Nos tempos duros de avanço d censura e de ideias assustadoras e autoritárias, é esperançoso olhar o sorriso doce, mas forte, da cantora e poeta norte-americana Joan Baez, que está fazendo 85 anos. Uma das primeiras musas de Bob Dylan se transformou em uma das artistas mais significativas e relevantes de nosso tempo.
Mais do que nunca, o mundo precisa da música e do violão de Joan Baez; Contra a escuridão do mundo de Donald Trump, presidente dos Estados Unidos, atacamos com um violão. Aliás, como escreveu em seu próprio instrumento p ícone folk Woody Guthrie, “essa máquina mata fascistas”.
Por que ainda há resistências em entender e celebrar a importância do ativismo e engajamento da delicada e Joan, moça de sorriso fácil e fala mansa?
Seus melhores discos são os muitos que lançou pelo selo Vanguard. No começo, somente voz e violão. Mais tarde, passou a ser acompanhada por outros músicos e abandonou a sonoridade exclusivamente acústica.
Tem forte ligação com o Brasil por conta de seu interesse pela MPB e por composições do erudito Heitor Villa-Lobos (1887-1959) – chegou a tocar alguns partes das “Bachianas”, do compositor brasileiro.
Entre seus grandes momentos está sua participação no festival de Woodstock, em 1969, grávida e com o marido preso como desertor. Foi um momento sublime da sua longa trajetória – seis décadas em que percorreu o mundo dividindo com suas plateias os sonhos dos quais nunca abriu mão.
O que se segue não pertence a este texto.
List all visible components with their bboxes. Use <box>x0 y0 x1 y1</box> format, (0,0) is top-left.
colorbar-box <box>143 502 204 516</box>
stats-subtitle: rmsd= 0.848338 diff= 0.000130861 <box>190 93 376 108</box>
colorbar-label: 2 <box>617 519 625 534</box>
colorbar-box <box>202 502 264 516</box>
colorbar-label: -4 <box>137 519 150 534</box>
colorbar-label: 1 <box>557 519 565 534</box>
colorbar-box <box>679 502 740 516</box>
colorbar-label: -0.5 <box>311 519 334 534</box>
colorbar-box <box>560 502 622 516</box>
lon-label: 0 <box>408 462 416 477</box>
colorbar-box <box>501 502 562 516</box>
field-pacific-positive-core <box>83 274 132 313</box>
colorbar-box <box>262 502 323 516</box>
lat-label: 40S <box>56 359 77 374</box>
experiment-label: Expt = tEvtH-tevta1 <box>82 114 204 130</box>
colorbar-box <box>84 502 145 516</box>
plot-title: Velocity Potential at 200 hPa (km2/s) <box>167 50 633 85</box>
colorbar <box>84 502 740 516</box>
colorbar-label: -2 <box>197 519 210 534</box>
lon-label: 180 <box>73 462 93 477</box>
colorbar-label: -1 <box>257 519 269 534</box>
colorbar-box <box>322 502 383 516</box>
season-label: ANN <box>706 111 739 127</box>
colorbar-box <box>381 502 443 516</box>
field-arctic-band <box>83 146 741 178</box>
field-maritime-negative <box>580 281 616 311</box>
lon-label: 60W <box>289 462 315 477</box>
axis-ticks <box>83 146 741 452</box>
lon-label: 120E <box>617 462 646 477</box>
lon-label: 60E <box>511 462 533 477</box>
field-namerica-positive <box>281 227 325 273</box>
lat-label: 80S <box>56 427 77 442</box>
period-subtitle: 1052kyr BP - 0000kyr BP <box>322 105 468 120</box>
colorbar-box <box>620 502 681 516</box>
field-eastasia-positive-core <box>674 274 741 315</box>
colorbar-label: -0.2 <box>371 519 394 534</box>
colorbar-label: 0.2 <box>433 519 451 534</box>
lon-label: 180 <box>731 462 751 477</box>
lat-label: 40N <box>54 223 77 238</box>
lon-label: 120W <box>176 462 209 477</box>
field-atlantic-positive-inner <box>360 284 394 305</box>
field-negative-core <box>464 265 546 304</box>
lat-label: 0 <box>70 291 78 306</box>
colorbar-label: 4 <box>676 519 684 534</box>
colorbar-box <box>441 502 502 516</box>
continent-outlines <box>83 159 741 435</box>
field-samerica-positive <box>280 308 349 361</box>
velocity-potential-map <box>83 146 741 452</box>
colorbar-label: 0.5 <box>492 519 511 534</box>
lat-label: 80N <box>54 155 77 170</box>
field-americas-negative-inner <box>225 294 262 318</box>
Joan Baez faz parte da história da música ocidental e da arte das Américas. A sua própria existência é um ato político impactante – progressista e apoiadora de povo originários do continente, é um dos faróis da liberdade e da democracia.
Sus voz e sua figura continuam estridentes e fundamentalmente necessárias para resistir e combater as desigualdades e injustiças sociais.